OK the serious bit. When it all goes wrong insurance is helpful, most would say essential. In fact, to take part in any championship – even the military ones – you need it. So here’s the summary of what you are getting. The cover below will last for the duration of your year-long membership of the BBU It covers you for all biathlon related activity including all types of legitimate training. You will be pleased to hear that if you take out full BBU membership the cost of the insurance alone is 50-70% cheaper than the equivalent on the open market.
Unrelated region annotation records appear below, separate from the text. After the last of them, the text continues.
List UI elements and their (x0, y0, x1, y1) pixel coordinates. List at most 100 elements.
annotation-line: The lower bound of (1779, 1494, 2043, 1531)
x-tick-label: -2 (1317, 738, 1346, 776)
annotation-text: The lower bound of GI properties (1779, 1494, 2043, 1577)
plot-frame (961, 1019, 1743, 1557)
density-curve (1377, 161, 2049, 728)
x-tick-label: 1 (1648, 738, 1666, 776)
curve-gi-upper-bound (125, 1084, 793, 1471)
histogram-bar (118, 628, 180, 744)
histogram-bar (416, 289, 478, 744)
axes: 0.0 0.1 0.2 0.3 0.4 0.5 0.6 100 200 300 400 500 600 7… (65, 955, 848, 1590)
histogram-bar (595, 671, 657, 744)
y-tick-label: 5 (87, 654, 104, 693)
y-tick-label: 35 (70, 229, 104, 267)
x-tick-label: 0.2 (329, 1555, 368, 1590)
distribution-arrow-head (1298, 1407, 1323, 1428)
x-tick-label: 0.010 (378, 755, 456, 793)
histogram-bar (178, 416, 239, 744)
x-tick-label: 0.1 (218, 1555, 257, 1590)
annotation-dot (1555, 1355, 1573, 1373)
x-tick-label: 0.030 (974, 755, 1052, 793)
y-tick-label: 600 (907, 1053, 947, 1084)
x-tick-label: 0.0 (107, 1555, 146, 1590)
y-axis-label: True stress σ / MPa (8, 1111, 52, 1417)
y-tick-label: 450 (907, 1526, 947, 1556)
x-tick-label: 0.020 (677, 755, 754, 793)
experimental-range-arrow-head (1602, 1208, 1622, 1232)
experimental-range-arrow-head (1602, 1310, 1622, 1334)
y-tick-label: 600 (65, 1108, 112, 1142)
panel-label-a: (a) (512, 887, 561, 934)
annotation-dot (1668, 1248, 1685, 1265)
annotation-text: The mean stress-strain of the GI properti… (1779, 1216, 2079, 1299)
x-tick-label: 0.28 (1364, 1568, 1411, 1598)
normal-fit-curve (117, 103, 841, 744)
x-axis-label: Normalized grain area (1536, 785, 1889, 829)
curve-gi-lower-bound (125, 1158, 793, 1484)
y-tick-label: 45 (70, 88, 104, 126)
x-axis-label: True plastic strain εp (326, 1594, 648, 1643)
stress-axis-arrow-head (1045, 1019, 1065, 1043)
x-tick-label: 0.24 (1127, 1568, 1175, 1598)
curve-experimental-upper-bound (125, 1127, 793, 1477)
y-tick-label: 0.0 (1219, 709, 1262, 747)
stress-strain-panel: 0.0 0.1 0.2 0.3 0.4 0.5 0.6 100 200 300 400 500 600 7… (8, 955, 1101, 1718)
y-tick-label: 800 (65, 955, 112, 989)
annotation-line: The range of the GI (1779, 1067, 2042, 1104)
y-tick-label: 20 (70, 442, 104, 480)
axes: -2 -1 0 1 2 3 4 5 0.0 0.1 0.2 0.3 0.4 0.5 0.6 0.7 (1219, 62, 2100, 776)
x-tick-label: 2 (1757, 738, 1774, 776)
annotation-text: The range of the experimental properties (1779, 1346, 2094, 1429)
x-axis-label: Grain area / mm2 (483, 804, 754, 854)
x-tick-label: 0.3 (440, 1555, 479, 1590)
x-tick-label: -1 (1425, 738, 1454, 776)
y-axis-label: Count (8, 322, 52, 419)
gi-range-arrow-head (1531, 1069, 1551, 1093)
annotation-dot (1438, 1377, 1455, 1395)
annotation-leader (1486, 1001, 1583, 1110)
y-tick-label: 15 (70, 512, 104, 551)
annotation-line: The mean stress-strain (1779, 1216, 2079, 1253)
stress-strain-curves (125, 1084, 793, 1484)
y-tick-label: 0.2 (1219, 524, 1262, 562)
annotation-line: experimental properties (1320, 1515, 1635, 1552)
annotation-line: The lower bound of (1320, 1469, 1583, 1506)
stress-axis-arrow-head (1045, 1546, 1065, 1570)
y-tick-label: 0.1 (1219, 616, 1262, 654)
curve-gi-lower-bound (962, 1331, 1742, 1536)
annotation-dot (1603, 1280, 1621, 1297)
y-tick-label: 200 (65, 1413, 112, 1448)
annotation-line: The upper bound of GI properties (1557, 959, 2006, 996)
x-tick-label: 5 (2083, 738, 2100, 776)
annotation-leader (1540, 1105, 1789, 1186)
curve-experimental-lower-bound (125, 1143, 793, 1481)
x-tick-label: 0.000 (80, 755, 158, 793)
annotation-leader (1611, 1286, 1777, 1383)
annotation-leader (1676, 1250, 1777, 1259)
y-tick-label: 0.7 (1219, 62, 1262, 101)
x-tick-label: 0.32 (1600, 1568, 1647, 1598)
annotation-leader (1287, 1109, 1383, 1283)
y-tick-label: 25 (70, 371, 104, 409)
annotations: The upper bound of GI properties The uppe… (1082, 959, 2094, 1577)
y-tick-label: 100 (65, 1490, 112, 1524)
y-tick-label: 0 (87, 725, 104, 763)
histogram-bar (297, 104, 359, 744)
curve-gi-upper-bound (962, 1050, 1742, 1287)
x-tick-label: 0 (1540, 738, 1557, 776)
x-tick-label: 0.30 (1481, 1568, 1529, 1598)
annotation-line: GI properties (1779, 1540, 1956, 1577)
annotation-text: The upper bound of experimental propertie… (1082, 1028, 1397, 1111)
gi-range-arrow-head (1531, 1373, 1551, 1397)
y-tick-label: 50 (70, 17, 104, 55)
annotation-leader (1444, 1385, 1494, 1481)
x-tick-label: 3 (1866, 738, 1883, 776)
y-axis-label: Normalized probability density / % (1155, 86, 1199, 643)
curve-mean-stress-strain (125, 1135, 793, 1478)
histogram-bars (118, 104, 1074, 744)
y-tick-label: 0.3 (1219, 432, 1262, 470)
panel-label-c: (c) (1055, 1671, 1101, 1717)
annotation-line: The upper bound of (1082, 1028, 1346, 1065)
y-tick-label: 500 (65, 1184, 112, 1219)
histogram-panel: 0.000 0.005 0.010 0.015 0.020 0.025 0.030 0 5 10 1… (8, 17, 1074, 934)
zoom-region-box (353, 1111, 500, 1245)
BBU Membership incorporates 3 types of insurance, all of which are required when taking part in Biathlon competition. The link below will give you full details on the BBU insurance including how to make a claim.
How to get into Biathlon
The best route in to biathlon is through local clubs. Whilst it is a small sport there are a few clubs in the UK that cater to it. We don’t have lots of snow in Britain but there is a possibility to roller-ski. It is also worth saying that whilst the international competitions run by the IBNU are the pinnacle of biathlon races there are other on snow events that you can enter at a lower level and at any age. Below is some information that will help:
Live Rifle Biathlon
There are limited opportunities in the UK to try biathlon with live rifles. Even if you have experience with live rifles there are number of differences between a 0.22” sport and biathlon rifles. Glenmore Lodge (in conjunction with Cairngorm Biathlon & Nordic Club)
Multi-day biathlon and roller ski courses (Beginner to Advanced).
British Biathlon Rifle Club
Single day biathlon courses (Novices to Advanced).
Further details: https://www.facebook.com/pg/britishbiathlonclub/posts/
Whilst gun clubs will not have 0.22” biathlon rifles or metal targets (with the exception of a number used by Richmond Park Biathlon in London) those with 50m ranges provide a number of opportunities for biathlon training.
Although heavier than biathlon rifles and a different support arrangement, 0.22” sports rifles can provide good training for aiming and sight adjustment. Many gun clubs hire 0.22” sports rifles for use on their range. For those that own a biathlon rifle they should be allowed to use it on the club’s range.
It should be noted that there may be limits on standing practice (because of ejected bullet cases dropping into the adjacent shooting position) and you are unlikely to be able to practice ‘out of breath’ shooting. Check with your local club what the options are, remembering biathlon is a little odd in the UK.
Laser biathlon is becoming a popular way to try biathlon or train for shooting accuracy. They do not require a gun licence to be owned or a licenced range for operation so can be used at a greater number of locations compared to a live 0.22” biathlon rifle. Note that generally they are lighter than their live counter parts.
Laser Biathlon GB provide try-out sessions with Anshültz laser biathlon rifles.
Further details: http://www.canix.co.uk/lb_biathlon_rifle.shtml
Rollerski.co.uk provide combined laser biathlon and rollerski try-out sessions.
Laser Biathlon Facebook Page: https://www.facebook.com/laserbiathlon/
Further details: http://www.rollerski.co.uk
Cross-country skiing refers to the forms performed on compressed (pisted) snow. There are two official forms of cross-country skiing, classic and skate (aka free style). Modern biathlon uses skate.
There are a number of cross-country ski clubs in the UK. Most provide cross-country ski lessons on rollerskis. Some also run club on-snow holidays or to on-snow races. Even if they do not run trips most have a membership that can provide advice from experience on cross-country destinations and participating in public cross-country ski races, as well as in some cases Masters cross-country ski races and biathlon ski races.
Club contact details: https://www.britishnordic.org/
Roller skiing is cross-country without snow. Rollerskis are solid ‘skis’ of approximate length 66-79cm with wheels at each end. Standard cross-country bindings are attached to these and standard cross-country ski boots and poles are then used to ski on (usually) tarmac surfaces. It was originally developed as a way for cross-country skiers to train during the summer.